13.10 Cogeco Peer 1 may update the terms of its partner programs or these Partner T&Cs on a prospective basis from time to time by posting the changes to this website or otherwise by notice. You acknowledge that by continuing to participate in any Cogeco Peer 1 partner program you accept any such changes.
1. Canadian Geographic Terms
1.1 For the purposes of establishing the Cogeco Peer 1 contracting entity pursuant to the Partner Agreement, where the Cogeco Peer 1 services are provided to the Subscriber from, or the majority is provided from, Canada, then the Cogeco Peer 1 contracting party shall be, dependent on the entity providing the Subscriber the Cogeco Peer 1 services:
1.1.1 Cogeco Peer 1 (Canada), Inc. whose registered place of business is 413 Horner Avenue, Toronto.

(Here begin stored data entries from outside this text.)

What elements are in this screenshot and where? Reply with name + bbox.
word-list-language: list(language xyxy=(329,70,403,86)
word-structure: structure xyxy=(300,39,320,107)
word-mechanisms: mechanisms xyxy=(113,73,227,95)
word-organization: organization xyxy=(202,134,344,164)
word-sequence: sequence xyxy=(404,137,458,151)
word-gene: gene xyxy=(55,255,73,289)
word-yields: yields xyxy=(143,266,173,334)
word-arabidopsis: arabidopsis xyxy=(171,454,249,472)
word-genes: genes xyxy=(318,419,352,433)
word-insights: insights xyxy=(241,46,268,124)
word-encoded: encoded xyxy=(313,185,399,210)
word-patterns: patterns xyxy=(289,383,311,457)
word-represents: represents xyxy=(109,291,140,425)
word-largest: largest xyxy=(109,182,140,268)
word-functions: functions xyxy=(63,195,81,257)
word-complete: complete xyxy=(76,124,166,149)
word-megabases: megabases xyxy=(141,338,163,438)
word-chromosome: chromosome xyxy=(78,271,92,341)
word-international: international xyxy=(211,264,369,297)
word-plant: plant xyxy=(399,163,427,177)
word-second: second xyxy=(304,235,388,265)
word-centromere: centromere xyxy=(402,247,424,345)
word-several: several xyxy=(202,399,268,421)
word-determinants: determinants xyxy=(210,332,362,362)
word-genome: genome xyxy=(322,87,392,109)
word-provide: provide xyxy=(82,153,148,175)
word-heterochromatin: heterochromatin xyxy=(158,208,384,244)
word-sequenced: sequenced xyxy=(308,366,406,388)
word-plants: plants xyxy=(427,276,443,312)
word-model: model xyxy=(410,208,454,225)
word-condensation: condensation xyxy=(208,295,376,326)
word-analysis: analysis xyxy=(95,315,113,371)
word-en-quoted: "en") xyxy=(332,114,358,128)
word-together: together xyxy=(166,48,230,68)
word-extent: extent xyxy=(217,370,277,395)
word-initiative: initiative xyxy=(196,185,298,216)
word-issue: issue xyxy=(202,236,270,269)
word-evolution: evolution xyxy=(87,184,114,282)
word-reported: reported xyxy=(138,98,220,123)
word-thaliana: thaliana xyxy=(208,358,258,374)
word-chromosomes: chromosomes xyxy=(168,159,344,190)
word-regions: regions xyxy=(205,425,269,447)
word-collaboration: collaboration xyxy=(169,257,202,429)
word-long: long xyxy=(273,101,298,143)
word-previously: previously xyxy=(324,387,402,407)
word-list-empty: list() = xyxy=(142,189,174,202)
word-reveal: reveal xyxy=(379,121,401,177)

1.2 The Partner Agreement will be governed by and construed in accordance with the laws of the Province of Ontario and the laws Canada applicable therein, and all disputes arising out of or related to this Agreement will be brought exclusively in the courts located in the Province of Ontario; provided however that neither Party will be prevented from enforcing any related judgment against the other Party in any other jurisdiction.
2. United States Geographic Terms
2.1 For the purposes of establishing the Cogeco Peer 1 contracting entity pursuant to the Partner Agreement, where the Cogeco Peer 1 services are provided to the Subscriber from the United States then the Cogeco Peer 1 contracting party shall be Cogeco Peer 1 (USA), Inc. whose primary place of business is 250 East Grayson Street, San Antonio, Texas.
2.2 The Partner Agreement will be governed by, and construed in accordance with, the laws of the state of Washington, and all disputes arising out of or related to this Agreement will be brought exclusively in the courts located in the State of Washington; provided, however that neither Party will be prevented from enforcing any related judgment against the other Party in any other jurisdiction.
3. United Kingdom and European Union Geographic Terms
3.1 For the purposes of establishing the Cogeco Peer 1 contracting entity pursuant to the Partner Agreement, where the Cogeco Peer 1 services are provided to the Subscriber from the United Kingdom or otherwise in the European Union then the Cogeco Peer 1 contracting party shall be Cogeco Peer 1 (UK) Ltd., whose registered office is 30/31 Town Quay, Southampton.
3.2 The Partner Agreement will be governed by, and construed in accordance with, the laws of England and Wales, and all disputes arising out of or related to this Agreement will be brought exclusively in the courts located in England; provided, however, that neither Party will be prevented from enforcing any related judgment against the other Party in any other jurisdiction.